In your 20s, setting solid financial goals can lay the groundwork for long-term financial success. A little time spent planning can help you avoid a lot of money woes both now and in the future. So, what are the 5 financial mistakes to avoid in your 20s? Read on.

How to Avoid Financial Mistakes in Your 20s

Mistake 1  - Not Having an Emergency Fund – How Much Money Should You Save by 30?

One of the biggest financial mistakes is not having savings to fall back on. Aim to have 3-6 months of living expenses saved to protect yourself from unexpected costs.

Having an emergency fund is key to financial planning and the minimum you should aim for in terms of savings. Think about having 3-6 months’ worth of living expenses to cover you if you change jobs, get made redundant, or have a hefty bill to pay.

Set a monthly savings goal and ask: How much money should I have saved by 30? Well, if you’re wondering, the average for the UK is around £3748.

If you’d like to see how you stack up and compare to other people, your age in terms of savings, check out our Average savings article based on Age. If you can create a savings pot now in your 20s, you’ll form the habit for life, which is great news as life has a way of throwing curve balls at you.

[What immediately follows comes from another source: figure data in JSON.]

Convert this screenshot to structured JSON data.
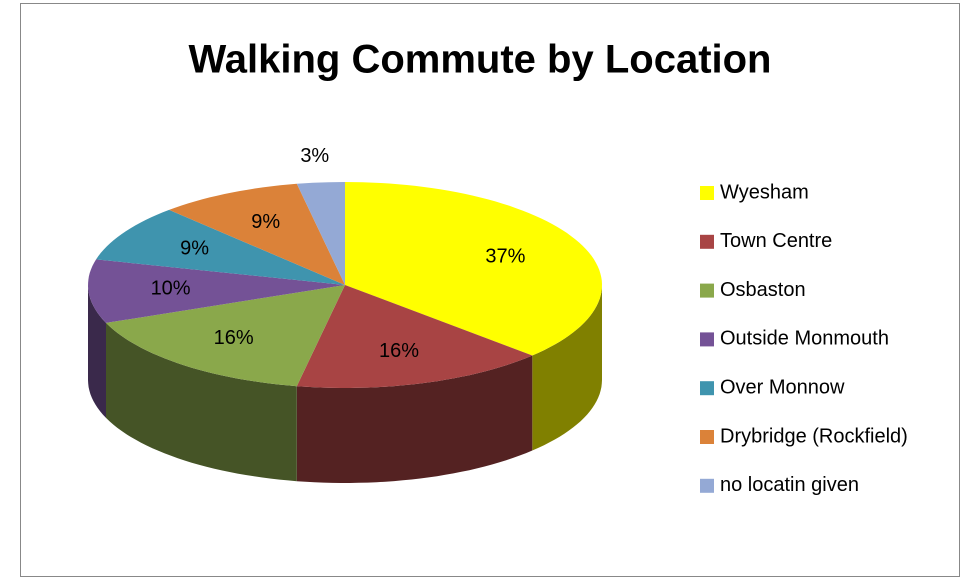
{
  "chart_data": {
    "type": "pie",
    "title": "Walking Commute by Location",
    "categories": [
      "Wyesham",
      "Town Centre",
      "Osbaston",
      "Outside Monmouth",
      "Over Monnow",
      "Drybridge (Rockfield)",
      "no locatin given"
    ],
    "values": [
      37,
      16,
      16,
      10,
      9,
      9,
      3
    ],
    "value_labels": [
      "37%",
      "16%",
      "16%",
      "10%",
      "9%",
      "9%",
      "3%"
    ],
    "colors": [
      "#ffff00",
      "#a84444",
      "#8aa84b",
      "#745296",
      "#3f94ae",
      "#db8239",
      "#94a9d5"
    ],
    "legend": "right"
  }
}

Mistake 2 – Making Minimum Payments Only – How to Pay Off Debt in Your 20s

Paying only the minimum on credit cards or loans increases the amount of interest you’ll pay. In your 20s, focus on paying more than the minimum to reduce debt faster and save on interest.

Credit cards have notoriously high interest rates when you flip over to their standard rate, and managing debt effectively is crucial. Your debt can build up quickly, especially if you use it for big purchases. If you are not good at keeping track of this and not good at managing credit card debt and switching your card to a new lower rate, then pay off the debt as soon as you can and ideally always more than the minimum payment. Student loans are another source of debt, and while they have much lower rates than standard credit card rates, you should look to pay them off as soon as you can to avoid long-term interest payments.

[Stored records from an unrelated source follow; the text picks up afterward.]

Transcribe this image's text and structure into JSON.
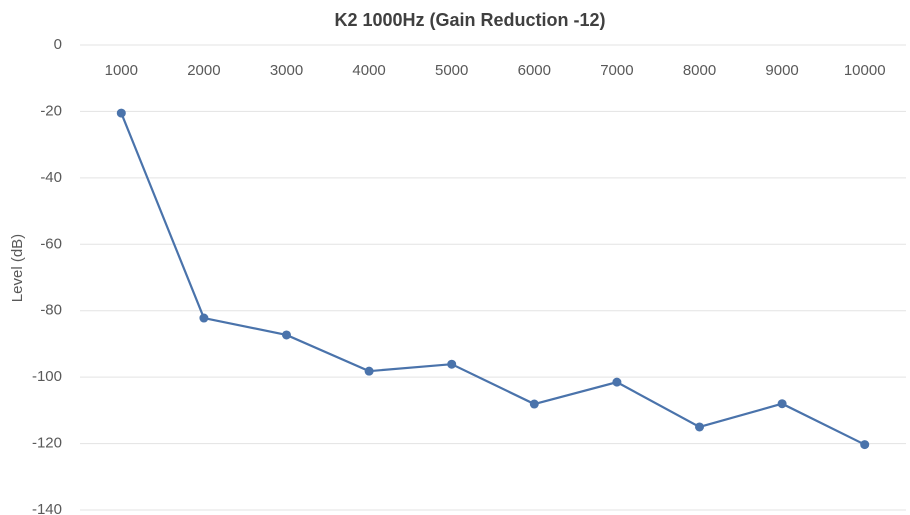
{
  "chart_data": {
    "type": "line",
    "title": "K2 1000Hz (Gain Reduction -12)",
    "y_label": "Level (dB)",
    "categories": [
      "1000",
      "2000",
      "3000",
      "4000",
      "5000",
      "6000",
      "7000",
      "8000",
      "9000",
      "10000"
    ],
    "series": [
      {
        "name": "Level",
        "color": "#4a73ab",
        "values": [
          -20.5,
          -82.2,
          -87.3,
          -98.2,
          -96.1,
          -108.1,
          -101.5,
          -115,
          -108,
          -120.3
        ]
      }
    ],
    "ylim": [
      -140,
      0
    ],
    "yticks": [
      0,
      -20,
      -40,
      -60,
      -80,
      -100,
      -120,
      -140
    ],
    "grid": true
  }
}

Mistake 3: Neglecting Investments – Start Investing in Your 20s to Grow Wealth

Starting to invest early is key to growing wealth. Learn how the power of compound interest can help your money grow exponentially when you invest in your 20s.

So, what is the best way to start investing in your 20s? That’s easy to answer – just start, but start now; the sooner, the better. If you haven’t heard of compound interest and how powerful it can be to make money over time, then check out our article on compound interest and the compound interest calculator. Simply put, the sooner you start investing and saving, the better; this is a huge advantage of being in your 20s compared to someone in their 30s or 40s. There are lots of low-risk options on how to save money in your 20s, whether it’s a high-interest saving account with your bank or investing in an ETF such as the FTSE100 ( the hundred biggest UK companies bunched together, so your risk is diversified). How much should you invest?– well, if you can invest 10% of your income a month, it’s a great start. But if you can only invest £10 a month, this is also a great start – just be sure to increase it over time, such as when you get a pay rise.

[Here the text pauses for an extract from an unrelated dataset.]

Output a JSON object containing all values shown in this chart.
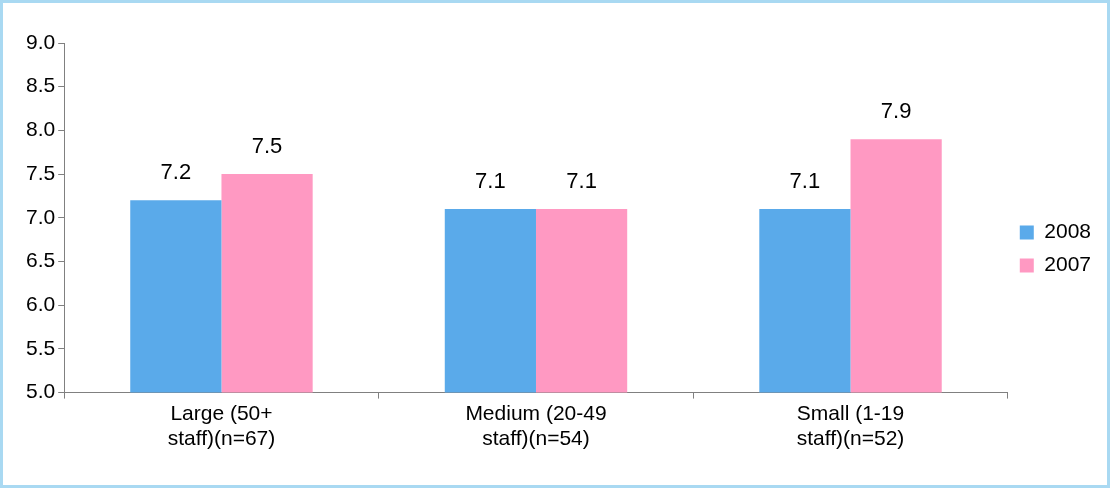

Mistake 4 – Not Using a Budget – Budgeting Tips for Your 20s

Budgeting is essential to keep track of your income and expenses. Set up a budget and stick to it to avoid debt and save more money each month.

Learning how to budget in your 20s is another key life skill. Get into the habit of budgeting your monthly/weekly income. There are lots of budgeting apps to help you do this. Or go old school and put physical money away – the envelope system. Don’t get to the end of the month and go into your overdraft – this is bad news and difficult to get out of because of the high interest your bank will charge. Think about an amount for supermarket shopping, going out, hobbies, bills, rent, etc. Budgeting in your 20s can be tough with so much stuff to tempt you, but remain laser-focused and reap the rewards.

Mistake 5 – Ignoring Debt – How to Build a Good Credit Score in Your 20s

Ignoring debt can damage your credit score. Instead, tackle it head-on by setting up a repayment plan and working with creditors to manage what you owe.

Learning how to pay off debt in your 20s can be a real game-changer and can set you up for life. If you do get into debt, then deal with it head-on. Call your bank or credit provider and agree on terms to pay it back, they are more understanding than you might think and don’t forget, if you are struggling to manage your debt, there are plenty of official Government resources that can help

www.gov.uk/options-for-dealing-with-your-debts 

or Citizens Advice - www.citizensadvice.org.uk

You may ask yourself – How Can I improve my credit score? There are several ways of doing this – You can start by taking manageable and affordable credit like a credit card or a small bank loan and then paying the credit owed on time each month and ideally paying the credit off in full and start the process again. Other more surprising ways to improve your credit score are not moving home too often – trying to stay in one place for more than 3 years, and lastly, make sure you are on the electoral register www.gov.uk/register-to-vote

Improving your credit score is critical in your 20s and beyond. So, what is a good credit score? Well, according to Experian, is between 881 and 960. One example of why a good credit score is important is when you come to get a mortgage – a person with a bad credit score will always be charged more interest by the lender than someone with a good credit score. Companies like Experian offer free credit score checks if you’re wondering.